Un message s’afficha à tous les passagers, à quelques minutes de survoler Mer Arvis. Ils se laissèrent attacher à leurs sièges tandis que l’avion abandonnait de l’altitude et de la vitesse. Le commandant remontait, il passa près de Leberon et ils échangèrent encore deux mots. Quand tout le monde se fut rassis le quadrimoteur décrivit une large courbe et par son hublot le professeur vit enfin le centre. Plusieurs dômes de verre géants, émergés à quelques mètres au-dessus de la houle, jouxtaient la piste flottante sur laquelle ils allaient s’aligner. Des navires disparates, tant civils que militaires, couvraient plusieurs kilomètres d’océan autour de ces structures.

Après l’atterrissage une vedette avait mené les passagers jusqu’aux dômes. L’air marin laissa place au renfermé, au pressurisé, au recyclage d’oxygène. Plus de dix mille personnes travaillaient dans la station sous-marine, véritable cité perdue dans l’océan et partagée par toutes les nations, dont les fondations avaient été posées à quelques trois mille mètres de profondeur – et s’enfonçaient plus profondément encore. Il devrait prendre les ascenseurs, en attendant il admirait les halls remplis de fleurs, très vastes et dégagés, pleins de balcons, si propres qu’ils en semblaient irréels.

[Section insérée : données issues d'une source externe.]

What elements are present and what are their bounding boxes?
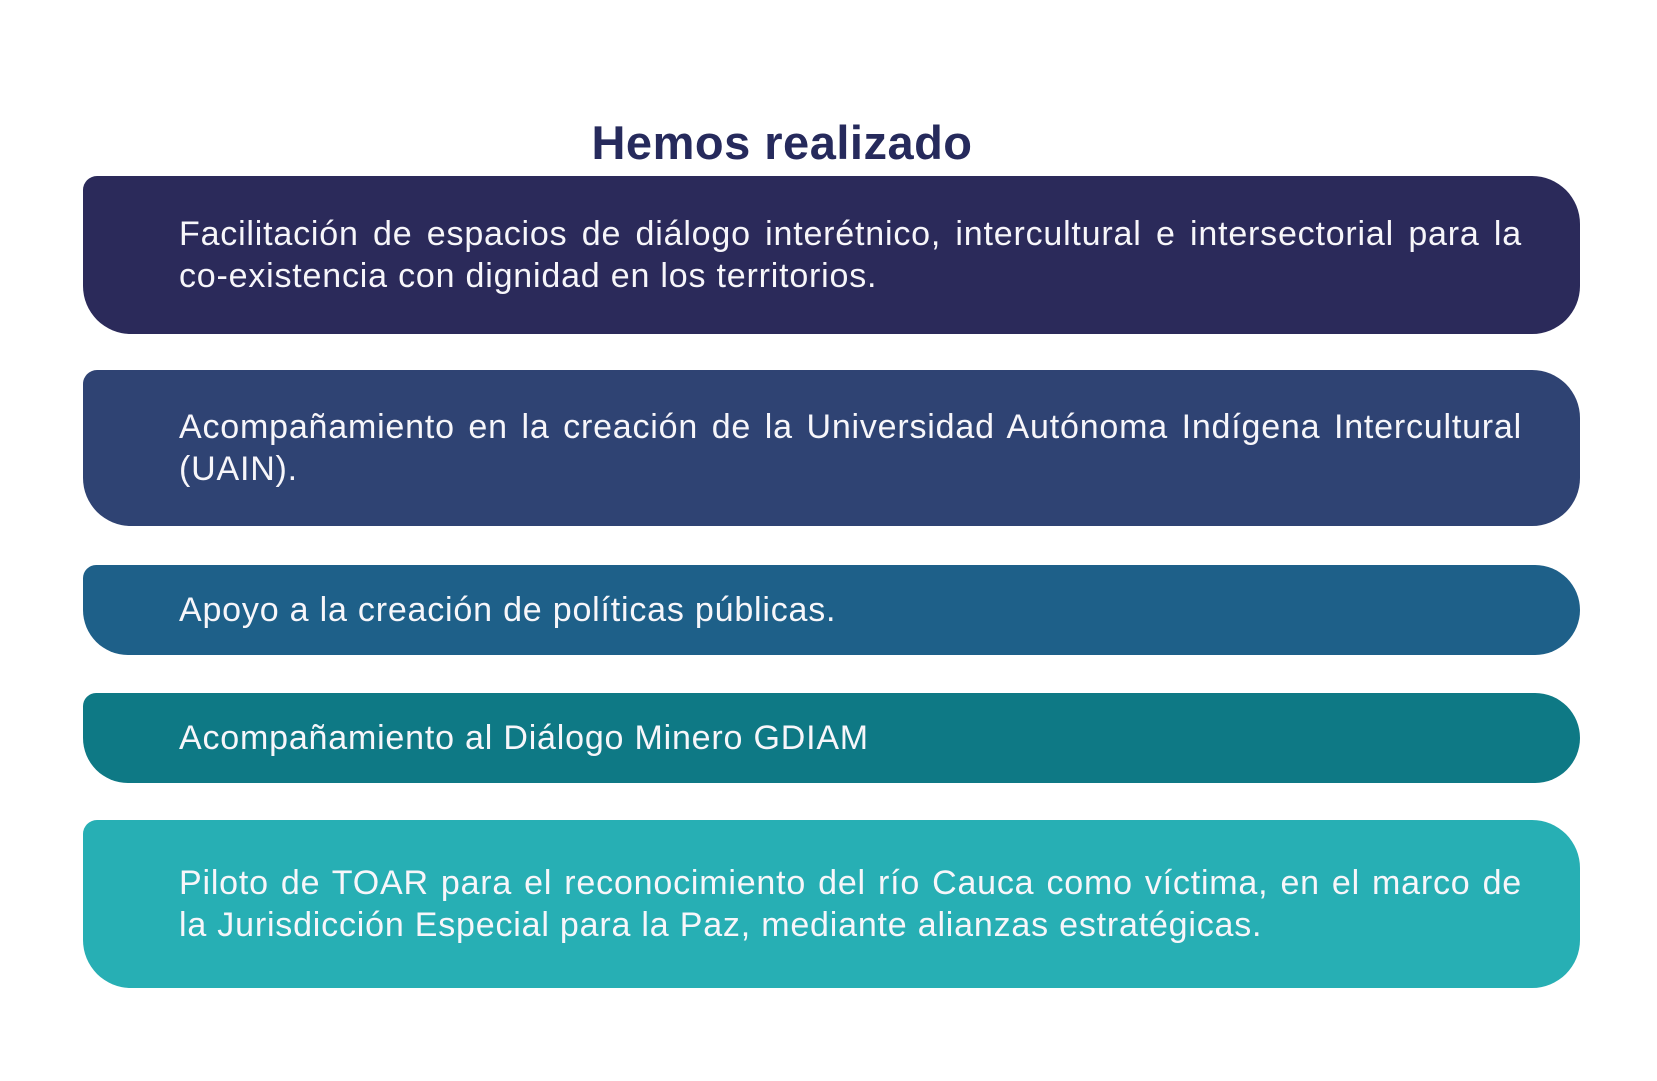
achievement-bar-4: Acompañamiento al Diálogo Minero GDIAM [83,693,1580,783]
achievement-list: Facilitación de espacios de diálogo inte… [83,176,1580,988]
achievement-text-1: Facilitación de espacios de diálogo inte… [179,215,1522,295]
achievement-bar-3: Apoyo a la creación de políticas pública… [83,565,1580,655]
achievement-text-3: Apoyo a la creación de políticas pública… [179,591,837,629]
achievement-bar-1: Facilitación de espacios de diálogo inte… [83,176,1580,334]
achievement-text-4: Acompañamiento al Diálogo Minero GDIAM [179,719,869,757]
achievement-bar-2: Acompañamiento en la creación de la Univ… [83,370,1580,526]
page-title: Hemos realizado [591,116,973,170]
achievement-bar-5: Piloto de TOAR para el reconocimiento de… [83,820,1580,988]
achievement-text-2: Acompañamiento en la creación de la Univ… [179,408,1522,488]
achievement-text-5: Piloto de TOAR para el reconocimiento de… [179,864,1522,944]
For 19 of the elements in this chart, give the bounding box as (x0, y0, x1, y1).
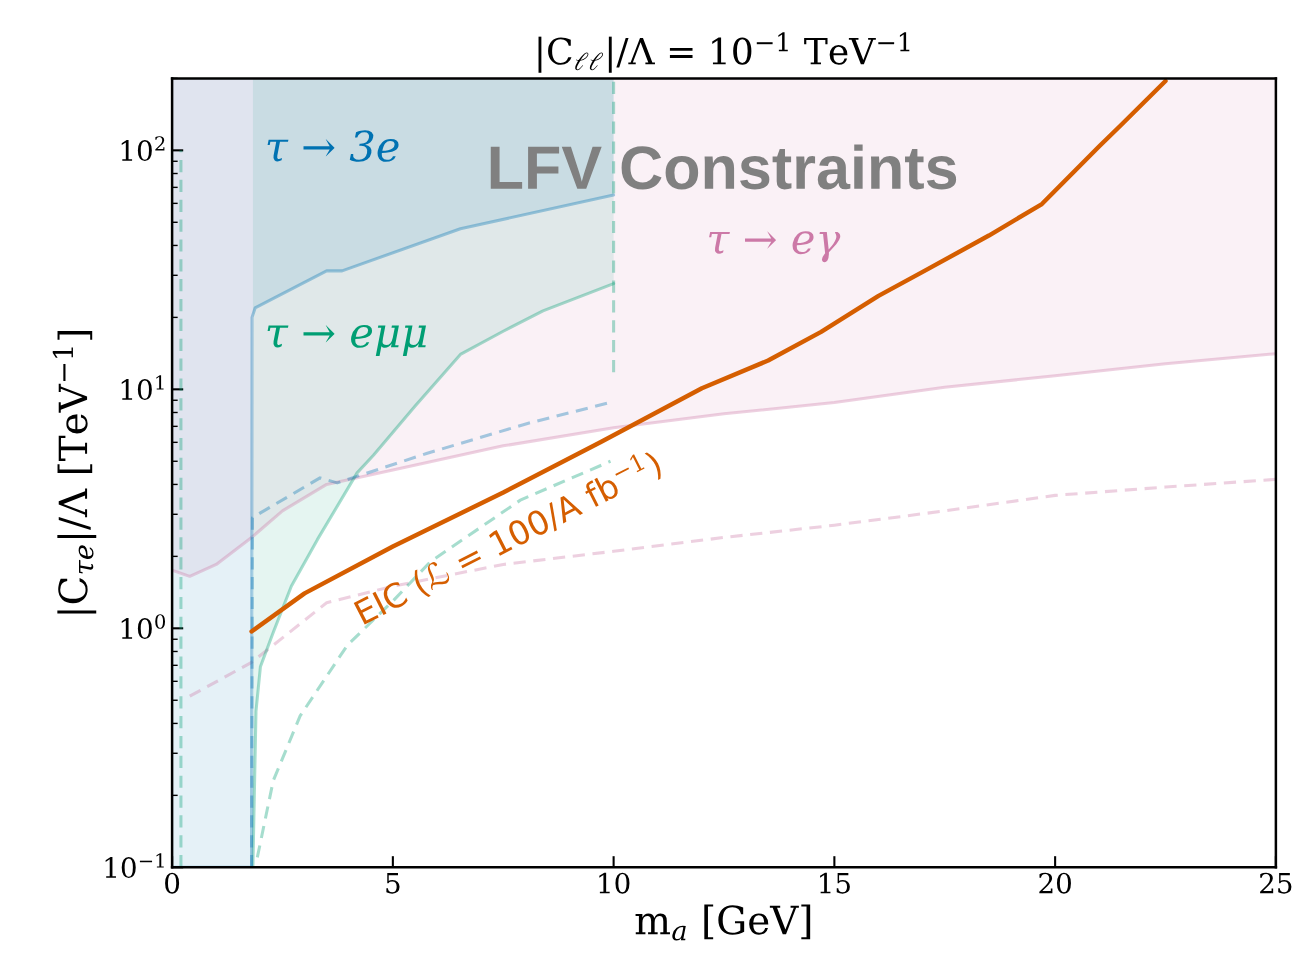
chart-title: |C$_{ℓℓ}$|/Λ = 10$^{−1}$ TeV$^{−1}$ (538, 32, 910, 73)
text: τ → eγ (709, 231, 841, 263)
annotation: LFV Constraints (490, 144, 957, 190)
x-tick-label: 15 (820, 872, 850, 894)
text: EIC (ℒ = 100/A fb$^{−1}$) (351, 446, 665, 629)
y-tick-label: 10$^{0}$ (121, 614, 166, 640)
x-tick-label: 20 (1039, 872, 1071, 894)
text: τ → 3e (267, 130, 399, 162)
y-tick-label: 10$^{1}$ (121, 375, 164, 401)
x-tick-label: 25 (1260, 872, 1292, 894)
x-tick-label: 0 (165, 872, 180, 894)
y-axis-title: |C$_{τe}$|/Λ [TeV$^{−1}$] (52, 330, 97, 614)
y-tick-label: 10$^{2}$ (121, 136, 165, 162)
x-tick-label: 5 (386, 873, 400, 894)
y-tick-label: 10$^{−1}$ (105, 853, 164, 879)
x-axis-title: m$_{a}$ [GeV] (635, 904, 811, 941)
line-series (249, 78, 1168, 634)
series-label: τ → eμμ (267, 325, 426, 356)
x-tick-label: 10 (599, 872, 630, 894)
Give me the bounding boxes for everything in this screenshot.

En dix minutes, il avait rejoint les derniers niveaux.

L’humidité filtrait. Il n’y avait plus la petite foule rassurante, si calme, si sûre d’elle. Les couloirs heureusement larges étaient tout entier bétonnés, avec de temps à autres des portes bétonnées, toutes de métal. Le plancher était en grilles métalliques sur lesquelles les bottes provoquaient un vacarme répercuté à l’infini. Des tuyaux de toutes les tailles couraient au plafond. Il essayait d’oublier la quantité d’eau au-dessus de lui, la profondeur, la pression et ce que ses maigres connaissances en géographie pouvaient y ajouter d’angoisse. Des machines avaient conçu Mer Arvis. La physique ne pouvait rien contre ça.

En descendant les trois marches après la porte, d’un escalier presque symbolique, Yves Leberon ressentit pour la première fois un frisson dans les pieds. La pièce était assez grande, ses murs couverts de hautes tours ternes, de câblages épais longeant les bords, et parfaitement éclairée. Les quelques ingénieurs qui s’y trouvaient, en le voyant entrer, serrèrent la main du scientifique puis se retirèrent, selon la volonté de Frédéric. Ce dernier se tenait contre le pilier porteur, bien plus épais que lui. Un unique câble maigrelet l’alimentait en électricité.

« Bonsoir, Yves. Je sais que le voyage t’a fatigué. As-tu vu l’œuvre à l’entrée ? »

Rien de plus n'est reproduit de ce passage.